Ketua BPOM DKI Jakarta Zulfikar mengatakan, obat-obat yang disita merupakan golongan G. Obat golongan itu bisa diperjualbelikan di apotek dengan izin dan hanya bisa dijual dengan resep dokter.
Ia mengatakan, Hexymer merupakan obat untuk penderita parkinson. Sementara beberapa obat lain ada yang digunakan sebagai obat untuk penderita skizofrenia.
”Jika dikonsumsi, bisa menimbulkan efek tenang. Kalau dikonsumsi berlebihan dan tidak sakit apa-apa, bisa menimbulkan halusinasi dan kecanduan,” ujar Zulfikar.
Ia juga mengatakan, terdapat obat yang dicurigai diproduksi bukan oleh perusahaan resmi. Beberapa obat terakhir diproduksi resmi tahun 2015, tetapi terdapat obat yang masa kedaluwarsanya tahun 2022, yang artinya diproduksi setelah tahun 2015.
Argo mengatakan, segala kejanggalan itu masih didalami polisi. Ia pun mengimbau orangtua mengawasi anak-anak mereka yang masih usia sekolah.

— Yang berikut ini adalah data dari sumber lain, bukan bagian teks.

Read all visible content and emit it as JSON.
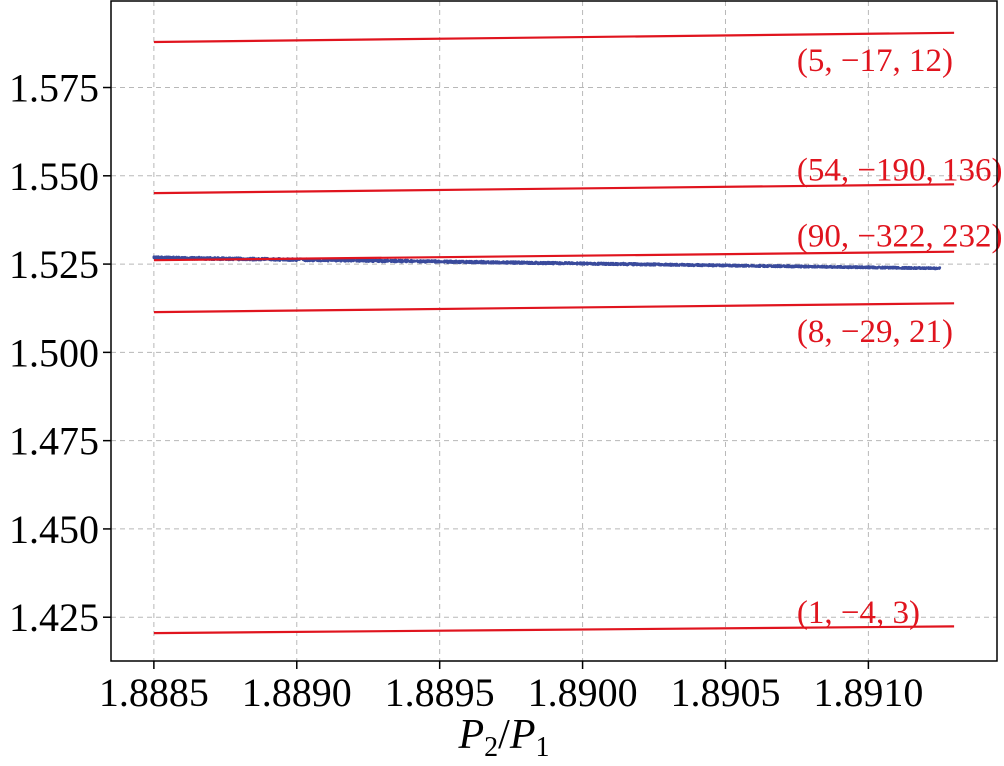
{
  "chart_data": {
    "type": "line",
    "xlabel": {
      "main": "P",
      "sub1": "2",
      "slash": "/",
      "main2": "P",
      "sub2": "1"
    },
    "ylabel": "",
    "xlim": [
      1.88835,
      1.89145
    ],
    "ylim": [
      1.4126,
      1.5995
    ],
    "x_ticks": [
      1.8885,
      1.889,
      1.8895,
      1.89,
      1.8905,
      1.891
    ],
    "x_tick_labels": [
      "1.8885",
      "1.8890",
      "1.8895",
      "1.8900",
      "1.8905",
      "1.8910"
    ],
    "y_ticks": [
      1.425,
      1.45,
      1.475,
      1.5,
      1.525,
      1.55,
      1.575
    ],
    "y_tick_labels": [
      "1.425",
      "1.450",
      "1.475",
      "1.500",
      "1.525",
      "1.550",
      "1.575"
    ],
    "grid": true,
    "line_color": "#e0141e",
    "scatter_color": "#3a4b9c",
    "series": [
      {
        "name": "(5, −17, 12)",
        "x": [
          1.8885,
          1.8913
        ],
        "y": [
          1.5879,
          1.5905
        ],
        "label_x": 1.89075,
        "label_y": 1.5825
      },
      {
        "name": "(54, −190, 136)",
        "x": [
          1.8885,
          1.8913
        ],
        "y": [
          1.5451,
          1.5476
        ],
        "label_x": 1.89075,
        "label_y": 1.5515
      },
      {
        "name": "(90, −322, 232)",
        "x": [
          1.8885,
          1.8913
        ],
        "y": [
          1.5261,
          1.5285
        ],
        "label_x": 1.89075,
        "label_y": 1.5328
      },
      {
        "name": "(8, −29, 21)",
        "x": [
          1.8885,
          1.8913
        ],
        "y": [
          1.5114,
          1.5139
        ],
        "label_x": 1.89075,
        "label_y": 1.5058
      },
      {
        "name": "(1, −4, 3)",
        "x": [
          1.8885,
          1.8913
        ],
        "y": [
          1.4205,
          1.4224
        ],
        "label_x": 1.89075,
        "label_y": 1.4262
      }
    ],
    "scatter_band": {
      "x_range": [
        1.8885,
        1.89125
      ],
      "y_start": 1.5268,
      "y_end": 1.5238,
      "spread_start": 0.0007,
      "spread_end": 0.0004
    }
  }
}
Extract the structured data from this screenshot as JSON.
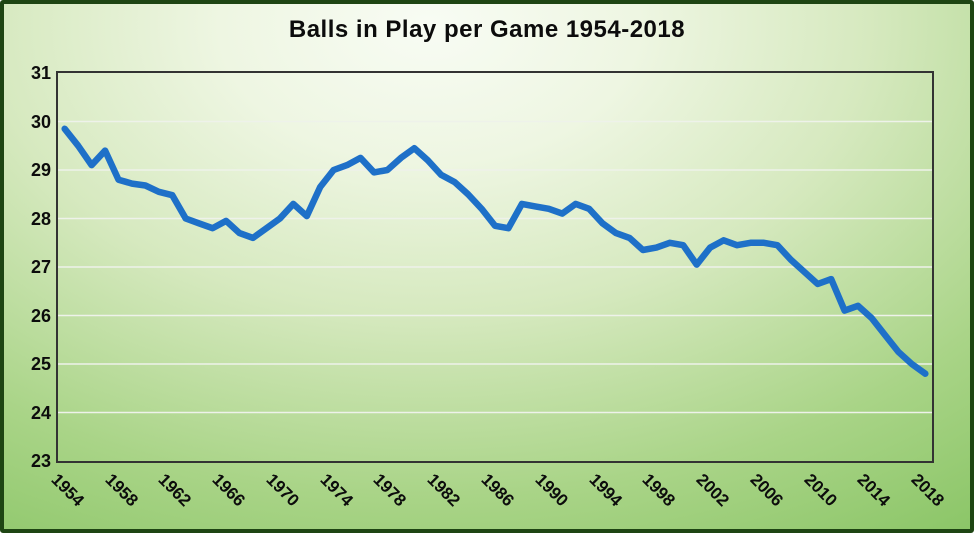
{
  "colors": {
    "line": "#1e70c8",
    "gridline": "#eef2ea",
    "axis_border": "#333333",
    "frame_border": "#1e4513",
    "background_green": "#77b755",
    "background_light": "#f8fcf4",
    "text": "#0c0c0c"
  },
  "chart_data": {
    "type": "line",
    "title": "Balls in Play per Game 1954-2018",
    "xlabel": "",
    "ylabel": "",
    "ylim": [
      23,
      31
    ],
    "grid": "horizontal",
    "legend": "none",
    "y_ticks": [
      31,
      30,
      29,
      28,
      27,
      26,
      25,
      24,
      23
    ],
    "x_tick_labels": [
      "1954",
      "1958",
      "1962",
      "1966",
      "1970",
      "1974",
      "1978",
      "1982",
      "1986",
      "1990",
      "1994",
      "1998",
      "2002",
      "2006",
      "2010",
      "2014",
      "2018"
    ],
    "x": [
      1954,
      1955,
      1956,
      1957,
      1958,
      1959,
      1960,
      1961,
      1962,
      1963,
      1964,
      1965,
      1966,
      1967,
      1968,
      1969,
      1970,
      1971,
      1972,
      1973,
      1974,
      1975,
      1976,
      1977,
      1978,
      1979,
      1980,
      1981,
      1982,
      1983,
      1984,
      1985,
      1986,
      1987,
      1988,
      1989,
      1990,
      1991,
      1992,
      1993,
      1994,
      1995,
      1996,
      1997,
      1998,
      1999,
      2000,
      2001,
      2002,
      2003,
      2004,
      2005,
      2006,
      2007,
      2008,
      2009,
      2010,
      2011,
      2012,
      2013,
      2014,
      2015,
      2016,
      2017,
      2018
    ],
    "values": [
      29.85,
      29.5,
      29.1,
      29.4,
      28.8,
      28.72,
      28.68,
      28.55,
      28.48,
      28.0,
      27.9,
      27.8,
      27.95,
      27.7,
      27.6,
      27.8,
      28.0,
      28.3,
      28.05,
      28.65,
      29.0,
      29.1,
      29.25,
      28.95,
      29.0,
      29.25,
      29.45,
      29.2,
      28.9,
      28.75,
      28.5,
      28.2,
      27.85,
      27.8,
      28.3,
      28.25,
      28.2,
      28.1,
      28.3,
      28.2,
      27.9,
      27.7,
      27.6,
      27.35,
      27.4,
      27.5,
      27.45,
      27.05,
      27.4,
      27.55,
      27.45,
      27.5,
      27.5,
      27.45,
      27.15,
      26.9,
      26.65,
      26.75,
      26.1,
      26.2,
      25.95,
      25.6,
      25.25,
      25.0,
      24.8
    ]
  }
}
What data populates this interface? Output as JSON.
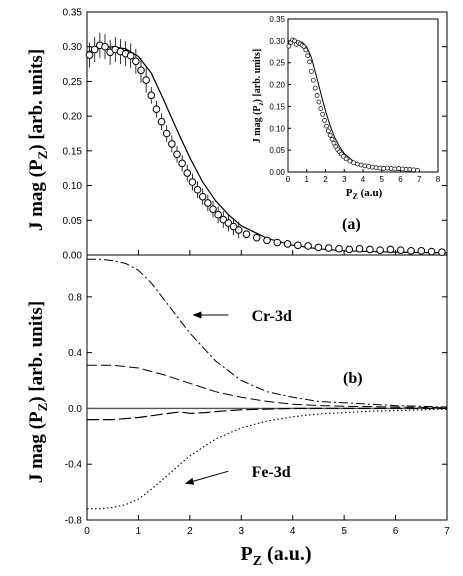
{
  "chart_data": [
    {
      "id": "a",
      "type": "scatter",
      "panel_label": "(a)",
      "ylabel_main": "J mag (P",
      "ylabel_sub": "Z",
      "ylabel_tail": ") [arb. units]",
      "xlim": [
        0,
        7
      ],
      "ylim": [
        0,
        0.35
      ],
      "yticks": [
        "0.00",
        "0.05",
        "0.10",
        "0.15",
        "0.20",
        "0.25",
        "0.30",
        "0.35"
      ],
      "ytick_values": [
        0,
        0.05,
        0.1,
        0.15,
        0.2,
        0.25,
        0.3,
        0.35
      ],
      "series": [
        {
          "kind": "points",
          "x": [
            0.05,
            0.15,
            0.25,
            0.35,
            0.45,
            0.55,
            0.65,
            0.75,
            0.85,
            0.95,
            1.05,
            1.15,
            1.25,
            1.35,
            1.45,
            1.55,
            1.65,
            1.75,
            1.85,
            1.95,
            2.05,
            2.15,
            2.25,
            2.35,
            2.45,
            2.55,
            2.65,
            2.75,
            2.85,
            2.95,
            3.1,
            3.3,
            3.5,
            3.7,
            3.9,
            4.1,
            4.3,
            4.5,
            4.7,
            4.9,
            5.1,
            5.3,
            5.5,
            5.7,
            5.9,
            6.1,
            6.3,
            6.5,
            6.7,
            6.9
          ],
          "y": [
            0.288,
            0.296,
            0.302,
            0.3,
            0.292,
            0.296,
            0.293,
            0.29,
            0.287,
            0.279,
            0.266,
            0.252,
            0.23,
            0.21,
            0.192,
            0.175,
            0.16,
            0.145,
            0.132,
            0.118,
            0.105,
            0.094,
            0.084,
            0.075,
            0.066,
            0.058,
            0.051,
            0.046,
            0.041,
            0.036,
            0.03,
            0.025,
            0.021,
            0.018,
            0.016,
            0.014,
            0.013,
            0.011,
            0.01,
            0.009,
            0.008,
            0.009,
            0.008,
            0.007,
            0.008,
            0.007,
            0.006,
            0.006,
            0.005,
            0.004
          ]
        },
        {
          "kind": "line",
          "x": [
            0,
            0.25,
            0.5,
            0.75,
            1.0,
            1.25,
            1.5,
            1.75,
            2.0,
            2.25,
            2.5,
            2.75,
            3.0,
            3.5,
            4.0,
            4.5,
            5.0,
            6.0,
            7.0
          ],
          "y": [
            0.292,
            0.298,
            0.3,
            0.297,
            0.286,
            0.262,
            0.222,
            0.18,
            0.14,
            0.105,
            0.078,
            0.058,
            0.042,
            0.024,
            0.014,
            0.009,
            0.006,
            0.004,
            0.003
          ]
        }
      ],
      "inset": {
        "xlabel_main": "P",
        "xlabel_sub": "Z",
        "xlabel_tail": " (a.u)",
        "ylabel_main": "J mag (P",
        "ylabel_sub": "z",
        "ylabel_tail": ") [arb. units]",
        "xlim": [
          0,
          8
        ],
        "ylim": [
          0,
          0.35
        ],
        "xticks": [
          "0",
          "1",
          "2",
          "3",
          "4",
          "5",
          "6",
          "7",
          "8"
        ],
        "xtick_values": [
          0,
          1,
          2,
          3,
          4,
          5,
          6,
          7,
          8
        ],
        "yticks": [
          "0.00",
          "0.05",
          "0.10",
          "0.15",
          "0.20",
          "0.25",
          "0.30",
          "0.35"
        ],
        "ytick_values": [
          0,
          0.05,
          0.1,
          0.15,
          0.2,
          0.25,
          0.3,
          0.35
        ]
      }
    },
    {
      "id": "b",
      "type": "line",
      "panel_label": "(b)",
      "xlabel_main": "P",
      "xlabel_sub": "Z",
      "xlabel_tail": " (a.u.)",
      "ylabel_main": "J mag (P",
      "ylabel_sub": "Z",
      "ylabel_tail": ") [arb. units]",
      "xlim": [
        0,
        7
      ],
      "ylim": [
        -0.8,
        1.1
      ],
      "xticks": [
        "0",
        "1",
        "2",
        "3",
        "4",
        "5",
        "6",
        "7"
      ],
      "xtick_values": [
        0,
        1,
        2,
        3,
        4,
        5,
        6,
        7
      ],
      "yticks": [
        "-0.8",
        "-0.4",
        "0.0",
        "0.4",
        "0.8"
      ],
      "ytick_values": [
        -0.8,
        -0.4,
        0.0,
        0.4,
        0.8
      ],
      "annotations": [
        {
          "text": "Cr-3d",
          "x": 3.2,
          "y": 0.67,
          "arrow_from": [
            2.75,
            0.67
          ],
          "arrow_to": [
            2.05,
            0.67
          ]
        },
        {
          "text": "Fe-3d",
          "x": 3.2,
          "y": -0.45,
          "arrow_from": [
            2.75,
            -0.45
          ],
          "arrow_to": [
            1.9,
            -0.54
          ]
        }
      ],
      "series": [
        {
          "name": "Cr-3d",
          "style": "dashdot",
          "x": [
            0,
            0.25,
            0.5,
            0.75,
            1.0,
            1.25,
            1.5,
            1.75,
            2.0,
            2.5,
            3.0,
            3.5,
            4.0,
            4.5,
            5.0,
            5.5,
            6.0,
            6.5,
            7.0
          ],
          "y": [
            1.07,
            1.07,
            1.06,
            1.04,
            0.99,
            0.9,
            0.78,
            0.66,
            0.54,
            0.34,
            0.2,
            0.12,
            0.08,
            0.05,
            0.04,
            0.03,
            0.02,
            0.015,
            0.01
          ]
        },
        {
          "style": "longdash",
          "x": [
            0,
            0.5,
            1.0,
            1.5,
            2.0,
            2.5,
            3.0,
            3.5,
            4.0,
            4.5,
            5.0,
            6.0,
            7.0
          ],
          "y": [
            0.31,
            0.31,
            0.29,
            0.24,
            0.18,
            0.12,
            0.08,
            0.05,
            0.03,
            0.02,
            0.015,
            0.01,
            0.005
          ]
        },
        {
          "style": "solid",
          "x": [
            0,
            7
          ],
          "y": [
            0,
            0
          ]
        },
        {
          "style": "longdash2",
          "x": [
            0,
            0.5,
            1.0,
            1.5,
            1.8,
            2.0,
            2.3,
            2.6,
            3.0,
            3.5,
            4.0,
            5.0,
            6.0,
            7.0
          ],
          "y": [
            -0.08,
            -0.08,
            -0.065,
            -0.04,
            -0.025,
            -0.035,
            -0.03,
            -0.02,
            -0.01,
            -0.005,
            0.0,
            0.0,
            0.0,
            0.0
          ]
        },
        {
          "name": "Fe-3d",
          "style": "dotted",
          "x": [
            0,
            0.25,
            0.5,
            0.75,
            1.0,
            1.25,
            1.5,
            1.75,
            2.0,
            2.5,
            3.0,
            3.5,
            4.0,
            4.5,
            5.0,
            5.5,
            6.0,
            6.5,
            7.0
          ],
          "y": [
            -0.72,
            -0.72,
            -0.71,
            -0.69,
            -0.65,
            -0.58,
            -0.5,
            -0.42,
            -0.34,
            -0.22,
            -0.14,
            -0.09,
            -0.06,
            -0.04,
            -0.03,
            -0.02,
            -0.015,
            -0.01,
            -0.005
          ]
        }
      ]
    }
  ]
}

Tujuh pemilik toko yang ditahan dijerat dengan Pasal 106 Ayat (1) Undang-Undang Nomor 36 Tahun 2009 tentang Kesehatan dengan ancaman penjara paling lama 15 tahun dan denda paling banyak Rp 1,5 miliar.
Selain itu, tersangka juga melanggar Pasal 8 Ayat (1) Undang-Undang Nomor 8 Tahun 1999 tentang Perlindungan Konsumen dengan pidana penjara paling lama 5 tahun dan denda maksimal Rp 2 miliar. (SUCIPTO)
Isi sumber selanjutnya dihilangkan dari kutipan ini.